Tout homme qui se trouve mis en présence de la divinité, d'une manière ou d'une autre, éprouve le besoin et le désir profond de répondre à l'invitation qui lui est faite de la servir et de lui rendre l'hommage qui lui revient légitimement. La dévotion qu'il manifeste ainsi provient de sa volonté de remplir fidèlement ses devoirs envers son Dieu de la même manière qu'il rend également ses devoirs envers ses parents ou envers les autres hommes qui composent la société dans laquelle il mène son existence terrestre. Cette dévotion qui s'exprime différemment selon les cultures ou selon les religions reste toujours une inclination personnelle à suivre docilement tout ce qui pourrait être regardé comme venant de l'inspiration divine. Elle se traduit le plus souvent par un courant d'amour venant de l'homme et remontant jusqu'à la divinité, qui elle-même s'était faite proche de tel ou tel homme, en telle ou telle circonstance.

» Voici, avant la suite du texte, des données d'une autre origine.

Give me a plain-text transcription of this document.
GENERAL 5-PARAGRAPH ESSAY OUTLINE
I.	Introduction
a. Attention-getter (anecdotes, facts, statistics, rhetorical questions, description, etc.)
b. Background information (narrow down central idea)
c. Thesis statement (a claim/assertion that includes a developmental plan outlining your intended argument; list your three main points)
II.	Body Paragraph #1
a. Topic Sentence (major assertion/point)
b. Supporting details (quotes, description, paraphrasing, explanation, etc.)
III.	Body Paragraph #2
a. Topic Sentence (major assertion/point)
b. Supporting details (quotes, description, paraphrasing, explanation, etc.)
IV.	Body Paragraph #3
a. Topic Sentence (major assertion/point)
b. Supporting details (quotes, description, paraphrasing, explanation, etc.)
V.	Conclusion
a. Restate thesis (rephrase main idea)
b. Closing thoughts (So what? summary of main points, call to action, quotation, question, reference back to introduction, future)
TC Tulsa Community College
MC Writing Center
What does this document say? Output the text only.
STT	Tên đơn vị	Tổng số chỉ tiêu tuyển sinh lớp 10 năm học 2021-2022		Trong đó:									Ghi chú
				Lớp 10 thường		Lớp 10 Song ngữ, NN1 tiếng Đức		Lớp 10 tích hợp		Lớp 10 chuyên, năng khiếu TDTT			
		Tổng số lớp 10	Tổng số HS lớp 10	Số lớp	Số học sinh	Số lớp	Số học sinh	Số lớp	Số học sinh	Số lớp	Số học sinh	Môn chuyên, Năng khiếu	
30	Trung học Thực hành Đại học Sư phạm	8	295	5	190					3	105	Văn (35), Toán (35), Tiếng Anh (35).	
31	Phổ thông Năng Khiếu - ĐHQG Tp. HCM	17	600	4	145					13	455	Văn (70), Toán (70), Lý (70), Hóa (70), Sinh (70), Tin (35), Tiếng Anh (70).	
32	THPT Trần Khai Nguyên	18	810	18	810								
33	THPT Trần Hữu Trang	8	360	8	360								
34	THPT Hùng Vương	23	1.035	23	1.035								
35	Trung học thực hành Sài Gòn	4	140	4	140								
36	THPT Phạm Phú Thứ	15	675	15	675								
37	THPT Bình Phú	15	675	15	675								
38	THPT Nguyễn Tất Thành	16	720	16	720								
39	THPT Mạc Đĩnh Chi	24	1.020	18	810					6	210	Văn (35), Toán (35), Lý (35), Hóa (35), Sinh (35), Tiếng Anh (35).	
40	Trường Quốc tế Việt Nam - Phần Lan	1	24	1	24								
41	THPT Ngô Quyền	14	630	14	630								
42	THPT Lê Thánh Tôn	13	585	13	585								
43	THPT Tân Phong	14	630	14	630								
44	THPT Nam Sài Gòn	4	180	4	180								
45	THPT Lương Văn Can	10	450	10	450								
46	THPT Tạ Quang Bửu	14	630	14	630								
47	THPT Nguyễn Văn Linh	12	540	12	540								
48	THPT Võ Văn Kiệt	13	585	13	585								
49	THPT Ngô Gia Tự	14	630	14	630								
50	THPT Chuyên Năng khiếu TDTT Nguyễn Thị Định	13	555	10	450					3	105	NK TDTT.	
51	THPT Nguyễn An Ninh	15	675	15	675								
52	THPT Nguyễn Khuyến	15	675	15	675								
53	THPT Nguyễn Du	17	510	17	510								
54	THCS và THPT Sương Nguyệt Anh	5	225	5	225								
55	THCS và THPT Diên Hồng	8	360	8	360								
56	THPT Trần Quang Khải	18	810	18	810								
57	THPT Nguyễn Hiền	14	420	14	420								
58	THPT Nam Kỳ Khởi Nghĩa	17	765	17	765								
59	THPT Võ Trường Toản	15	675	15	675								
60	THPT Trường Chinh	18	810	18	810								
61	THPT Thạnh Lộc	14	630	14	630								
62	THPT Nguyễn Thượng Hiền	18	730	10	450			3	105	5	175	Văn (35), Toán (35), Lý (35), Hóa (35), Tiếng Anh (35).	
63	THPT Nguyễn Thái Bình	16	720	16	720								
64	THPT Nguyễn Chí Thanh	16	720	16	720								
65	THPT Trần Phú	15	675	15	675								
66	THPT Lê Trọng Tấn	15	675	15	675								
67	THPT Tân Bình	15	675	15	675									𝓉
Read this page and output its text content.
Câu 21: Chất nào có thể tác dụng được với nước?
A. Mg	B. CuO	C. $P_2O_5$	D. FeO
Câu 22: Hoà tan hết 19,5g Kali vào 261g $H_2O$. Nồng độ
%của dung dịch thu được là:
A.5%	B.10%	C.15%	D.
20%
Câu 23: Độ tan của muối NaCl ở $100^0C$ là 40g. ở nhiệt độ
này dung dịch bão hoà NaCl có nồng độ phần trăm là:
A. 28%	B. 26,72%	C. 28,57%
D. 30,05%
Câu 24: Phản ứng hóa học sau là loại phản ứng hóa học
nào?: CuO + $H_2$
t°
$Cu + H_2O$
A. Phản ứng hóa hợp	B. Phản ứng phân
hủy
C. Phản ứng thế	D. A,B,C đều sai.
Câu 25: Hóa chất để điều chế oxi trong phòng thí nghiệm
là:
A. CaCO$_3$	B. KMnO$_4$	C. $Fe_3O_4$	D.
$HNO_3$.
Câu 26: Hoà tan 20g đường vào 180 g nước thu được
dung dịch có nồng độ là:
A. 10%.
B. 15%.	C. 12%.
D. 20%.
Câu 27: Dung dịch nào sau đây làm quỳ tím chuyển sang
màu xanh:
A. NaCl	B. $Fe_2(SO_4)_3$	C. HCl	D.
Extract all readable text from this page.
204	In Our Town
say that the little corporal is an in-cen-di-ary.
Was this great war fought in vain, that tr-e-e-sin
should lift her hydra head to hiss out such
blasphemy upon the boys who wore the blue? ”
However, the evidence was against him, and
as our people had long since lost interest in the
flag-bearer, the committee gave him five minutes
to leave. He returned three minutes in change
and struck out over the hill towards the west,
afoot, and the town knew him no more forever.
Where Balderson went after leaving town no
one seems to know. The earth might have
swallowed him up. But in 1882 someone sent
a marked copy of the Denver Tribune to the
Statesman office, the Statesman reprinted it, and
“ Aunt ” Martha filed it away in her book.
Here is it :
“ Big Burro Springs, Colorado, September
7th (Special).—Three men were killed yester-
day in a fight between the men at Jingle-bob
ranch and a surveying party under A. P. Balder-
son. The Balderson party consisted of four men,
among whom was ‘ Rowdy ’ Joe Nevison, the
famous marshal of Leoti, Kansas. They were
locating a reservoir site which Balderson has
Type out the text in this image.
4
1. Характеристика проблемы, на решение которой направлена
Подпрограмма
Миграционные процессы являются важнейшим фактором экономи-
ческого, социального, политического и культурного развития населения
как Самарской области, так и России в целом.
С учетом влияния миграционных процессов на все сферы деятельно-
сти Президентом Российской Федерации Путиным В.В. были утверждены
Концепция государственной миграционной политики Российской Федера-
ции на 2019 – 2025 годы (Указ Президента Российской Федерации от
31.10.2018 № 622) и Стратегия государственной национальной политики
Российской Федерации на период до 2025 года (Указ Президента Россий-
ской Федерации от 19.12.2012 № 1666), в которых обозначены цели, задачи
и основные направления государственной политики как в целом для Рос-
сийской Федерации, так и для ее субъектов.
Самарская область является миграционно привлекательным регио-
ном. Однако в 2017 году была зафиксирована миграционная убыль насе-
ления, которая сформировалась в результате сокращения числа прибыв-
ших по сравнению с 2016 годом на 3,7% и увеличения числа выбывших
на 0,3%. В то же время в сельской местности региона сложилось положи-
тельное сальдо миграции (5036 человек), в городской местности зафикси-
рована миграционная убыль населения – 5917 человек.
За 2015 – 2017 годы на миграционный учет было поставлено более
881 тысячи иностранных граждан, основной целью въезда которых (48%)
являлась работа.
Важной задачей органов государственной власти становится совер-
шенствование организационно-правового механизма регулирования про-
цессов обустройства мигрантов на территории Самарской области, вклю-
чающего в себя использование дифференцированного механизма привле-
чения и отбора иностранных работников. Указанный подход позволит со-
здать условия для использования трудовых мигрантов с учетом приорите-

L'exemple le plus classique de dévotion est la bhakti qui relie intimement le fidèle hindou à son dieu d'élection : le dévot offre à son dieu tout ce qu'il lui est possible de sacrifier, sans rompre les commandements et les impératifs qui sont imposés par ce dieu, en réponse à toutes les bénédictions dont son dieu l'a comblé, ou pour implorer ce dernier de répandre sur lui toutes ses bénédictions. Mais il est assez fréquent de voir critiquer cette forme de dévotion en raison du caractère profondément mercantile qu'elle peut entraîner. La grande dévotion, la vraie forme de piété est beaucoup plus ardente, aussi bien dans l'hindouisme moderne que dans les autres formes de religion : le fidèle se refuse à demander quoi que ce soit à son dieu, invoquant le très noble motif que son dieu sait beaucoup mieux que lui-même tout ce dont il peut avoir besoin. Et pour plaire totalement à celui qu'il veut servir, l'homme renonce parfois à tout ce qui peut faire le plaisir de l'existence terrestre, en consacrant tout le reste de son existence au service gratuit de la divinité. Dans l'hindouisme, les renonçants, les saddhu, ont accompli jusqu'à la perfection leur état de vie, en se livrant à des pratiques qui peuvent étonner les esprits occidentaux : macérations corporelles, automutilations, accomplissement de voeux spectaculaires... Mais, dans le monothéisme, on rencontre aussi cette forme d'existence entièrement faite de renoncement, notamment dans le cas du monachisme, état de vie dans lequel certains hommes ou certaines femmes peuvent trouver le plein accomplissement de leur être en se plaçant entièrement sous la dépendance de Dieu, par un libre exercice de leur propre liberté : le service même de Dieu est placé au plus haut de toutes les valeurs éthiques, le renoncement aux facilités les plus courantes n'est pas purement négatif, il est, au contraire, très positif, puisqu'il place au plus haut sommet l'amour que l'homme doit à Dieu, qui est source de toute existence, parce qu'il se manifeste uniquement sous les traits de l'Amour dans toute sa perfection.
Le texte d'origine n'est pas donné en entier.